France, to its credit, has had lower CO2 emissions per capita than most of the rest of Europe due to their numerous nuclear power plants, which supply about 75% of their electric power, with most of the rest supplied by hydroelectric power from dams in the Alps and Pyrenees. While most of France’s trains run on electric power, France still depends on Middle East oil for gasoline and diesel for cars and trucks, and Russian natural gas for home heating.

The same can’t be said for the rest of the EU. Germany used to have a lot of nuclear reactors, many of which were shut down as part of their “Energiewende” program, supposedly to be replaced by wind and solar, which is strange for a country north of 45 degrees latitude dominated by cloudy weather. Spain made a similar experiment, and its economy is suffering for it.

If the EU really wanted to reduce its CO2 emissions, they should start a massive program to build nuclear reactors to generate electricity, while continuing to use fossil fuels for transportation and heating. Solar power might work in Spain, the French Riviera, Italy, and Greece, but the rest of Europe is too cloudy (with low sun angles in autumn and winter) to generate much solar power. Hydroelectric works well in mountainous areas with lots of rain and snow, such as the Alps, but most of northern Europe is too flat for a hydroelectric dam to produce much power.

Imposing a “carbon tax” on foreign exporters that don’t “reduce CO2 emissions” (by whose criteria?) is bound to be counterproductive for Europe. Most of Europe doesn’t have much fossil fuel reserves, and most of what they have is coal, which emits more CO2 per unit energy than oil or natural gas. A “carbon tax” on imports from the USA will make such imports more expensive for Europeans, and the USA could retaliate by imposing tariffs on EU exports, which would hurt the EU more than the USA. Would they also impose carbon taxes on Russian natural gas?

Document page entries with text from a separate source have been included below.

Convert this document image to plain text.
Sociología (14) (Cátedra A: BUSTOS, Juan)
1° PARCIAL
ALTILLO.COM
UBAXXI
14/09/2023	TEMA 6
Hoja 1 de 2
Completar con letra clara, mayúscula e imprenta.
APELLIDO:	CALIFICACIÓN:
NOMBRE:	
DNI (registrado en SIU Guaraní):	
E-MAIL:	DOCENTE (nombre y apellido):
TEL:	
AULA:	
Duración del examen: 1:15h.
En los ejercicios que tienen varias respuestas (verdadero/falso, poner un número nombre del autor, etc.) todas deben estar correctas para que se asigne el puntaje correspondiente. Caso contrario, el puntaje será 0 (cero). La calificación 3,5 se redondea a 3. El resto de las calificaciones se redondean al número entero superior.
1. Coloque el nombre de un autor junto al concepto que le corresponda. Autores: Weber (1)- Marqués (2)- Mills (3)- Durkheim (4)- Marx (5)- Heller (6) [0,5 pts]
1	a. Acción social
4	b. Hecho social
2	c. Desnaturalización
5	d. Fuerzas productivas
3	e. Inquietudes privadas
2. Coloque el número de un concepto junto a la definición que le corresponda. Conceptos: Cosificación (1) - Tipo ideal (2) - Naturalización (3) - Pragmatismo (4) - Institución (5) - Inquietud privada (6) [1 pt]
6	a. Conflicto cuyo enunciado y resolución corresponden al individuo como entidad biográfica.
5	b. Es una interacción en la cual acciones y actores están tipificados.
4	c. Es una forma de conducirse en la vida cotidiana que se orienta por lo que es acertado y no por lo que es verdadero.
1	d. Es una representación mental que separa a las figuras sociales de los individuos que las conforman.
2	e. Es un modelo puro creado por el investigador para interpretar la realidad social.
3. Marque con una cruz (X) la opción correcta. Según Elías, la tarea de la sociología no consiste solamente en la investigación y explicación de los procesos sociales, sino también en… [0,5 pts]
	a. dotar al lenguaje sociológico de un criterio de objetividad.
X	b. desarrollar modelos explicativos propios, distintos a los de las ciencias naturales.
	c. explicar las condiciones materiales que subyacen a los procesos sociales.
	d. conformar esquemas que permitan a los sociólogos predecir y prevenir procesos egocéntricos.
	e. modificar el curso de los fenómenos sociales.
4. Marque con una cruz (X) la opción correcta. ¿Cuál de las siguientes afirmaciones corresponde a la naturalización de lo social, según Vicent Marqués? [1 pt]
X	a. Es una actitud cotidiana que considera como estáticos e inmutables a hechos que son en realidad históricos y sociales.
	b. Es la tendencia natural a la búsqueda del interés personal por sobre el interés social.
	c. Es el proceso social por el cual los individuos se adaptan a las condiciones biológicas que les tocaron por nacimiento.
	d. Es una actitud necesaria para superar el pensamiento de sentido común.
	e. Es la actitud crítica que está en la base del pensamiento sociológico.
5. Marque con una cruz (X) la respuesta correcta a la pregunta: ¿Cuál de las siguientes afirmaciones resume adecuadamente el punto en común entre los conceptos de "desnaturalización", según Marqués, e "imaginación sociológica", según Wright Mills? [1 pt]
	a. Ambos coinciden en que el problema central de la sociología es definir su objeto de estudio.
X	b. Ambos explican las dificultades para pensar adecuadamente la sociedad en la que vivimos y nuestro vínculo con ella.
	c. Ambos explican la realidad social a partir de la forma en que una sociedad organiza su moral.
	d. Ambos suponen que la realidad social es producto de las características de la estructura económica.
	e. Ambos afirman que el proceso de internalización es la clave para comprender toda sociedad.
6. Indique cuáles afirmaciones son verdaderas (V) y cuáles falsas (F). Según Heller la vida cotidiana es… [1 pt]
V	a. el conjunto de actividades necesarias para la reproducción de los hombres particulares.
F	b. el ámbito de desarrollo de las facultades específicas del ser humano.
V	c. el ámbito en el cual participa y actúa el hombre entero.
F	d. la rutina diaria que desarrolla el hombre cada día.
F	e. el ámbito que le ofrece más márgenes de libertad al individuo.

All that would do is make it more expensive for Europeans to heat their homes in winter, which is bound to be unpopular with the folks back home, something like former President Carter’s asking people to wear sweaters indoors in the late 1970’s.

Meanwhile, thanks to lots of fracking, it will probably be cheaper to heat the average home in the USA, despite the fact that winters are colder in most of the USA than in Europe.

lb
Reply to  Steve Z
March 6, 2020 2:12 pm

“they should start a massive program to build nuclear reactors to generate electricity”

Well they can’t build nuclear reactors because nuclear’s been demonized,
and the greens are against nuclear, and the greens are against coal, and against more hydro, and against new windmills…

Looks like somebody painted himself into a corner… 😉

mwhite
March 6, 2020 9:00 am

The self appointed elite could well be in for a shock

https://www.euractiv.com/section/energy-environment/interview/basescu-european-green-deal-risks-pushing-two-or-three-countries-towards-eu-exit/

They won’t just upset Johmy foreigner.